Amidst much pressure for change, Franklin D. Roosevelt became US president in 1933. He enacted the New Deal, creating new federal programs, agencies, and laws designed to help the poor and the unemployed, repair the nation’s economy, and reform the financial system. These measures, although soundly conceived, took a while to take effect, and in the poem “Ballad of Roosevelt” (1934), Hughes caught the mood of the millions of people who were still struggling. The poem’s speaker is a child who announces that in their home, “The pot was empty, / The cupboard was bare” (Lines 1-2). He asks his father what is happening, and the father, who cannot get a job and is hungry, replies:
I’m waitin’ on Roosevelt, son,
Roosevelt, Roosevelt,
Waitin’ on Roosevelt, son (Lines 5-7).
The refrain of waiting on Roosevelt, with variations, occurs in all eight stanzas of the poem.
During this immensely difficult period, there was much industrial strife. In 1934 alone, there were around 2,000 strikes involving a million and a half workers, many of whom were taking advantage of New Deal legislation that gave them the right to form unions and engage in collective bargaining. Many employers responded with intimidation and violence against the workers. One of the most serious strikes took place on the West Coast in 1934, when over 30,000 longshoremen in all the West Coast ports walked out. When the shipping companies tried to bring in non-union labor, there were months of clashes between picketing strikers and police. Five workers were killed. In San Francisco in July, there was a four-day general strike of all workers in support of the dockers.
While all this was going on, Hughes was in Carmel, only a little over a hundred miles south of San Francisco. The labor unrest had led to fears of communist subversion and infiltration, and Carmel was in turmoil over it. Hughes, as a known communist sympathizer as well as a Black man, was informed that he would likely become the target of vigilante action. In order to preserve his safety, in July he left Carmel for San Francisco.

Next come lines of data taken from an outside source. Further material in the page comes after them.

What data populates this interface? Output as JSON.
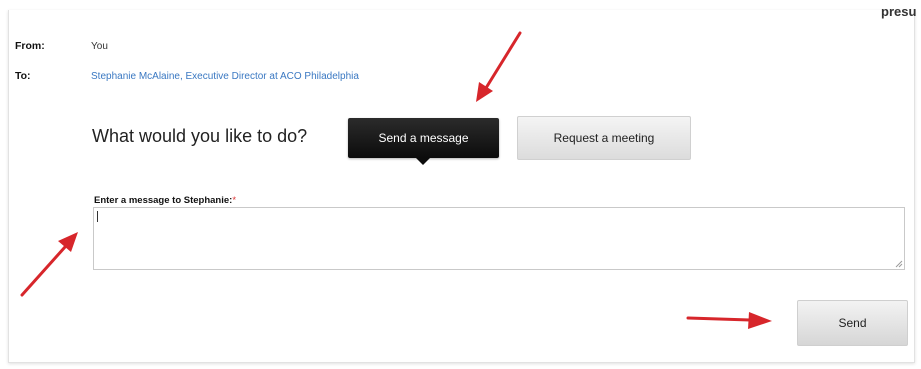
{
  "header": {
    "cut_text": "presu"
  },
  "from": {
    "label": "From:",
    "value": "You"
  },
  "to": {
    "label": "To:",
    "value": "Stephanie McAlaine, Executive Director at ACO Philadelphia"
  },
  "actions": {
    "question": "What would you like to do?",
    "send_message_label": "Send a message",
    "request_meeting_label": "Request a meeting"
  },
  "message": {
    "label": "Enter a message to Stephanie:",
    "required_mark": "*",
    "value": ""
  },
  "send_label": "Send",
  "annotations": {
    "arrow_color": "#d7262b"
  }
}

The longshoreman strike ended at the end of July, but the unrest may have left a strong impression on Hughes and perhaps found its way into “Let America Be America Again” in the line “The millions shot down when we strike?” (Line 54). This is one of the ironic answers he gives to the question he posed a few lines earlier, “Who said the free?” (Line 52), about America. He was exaggerating, of course, but the hyperbole hints at the shock he must have felt at the industrial conflict in California that had happened just 15-18 months previously.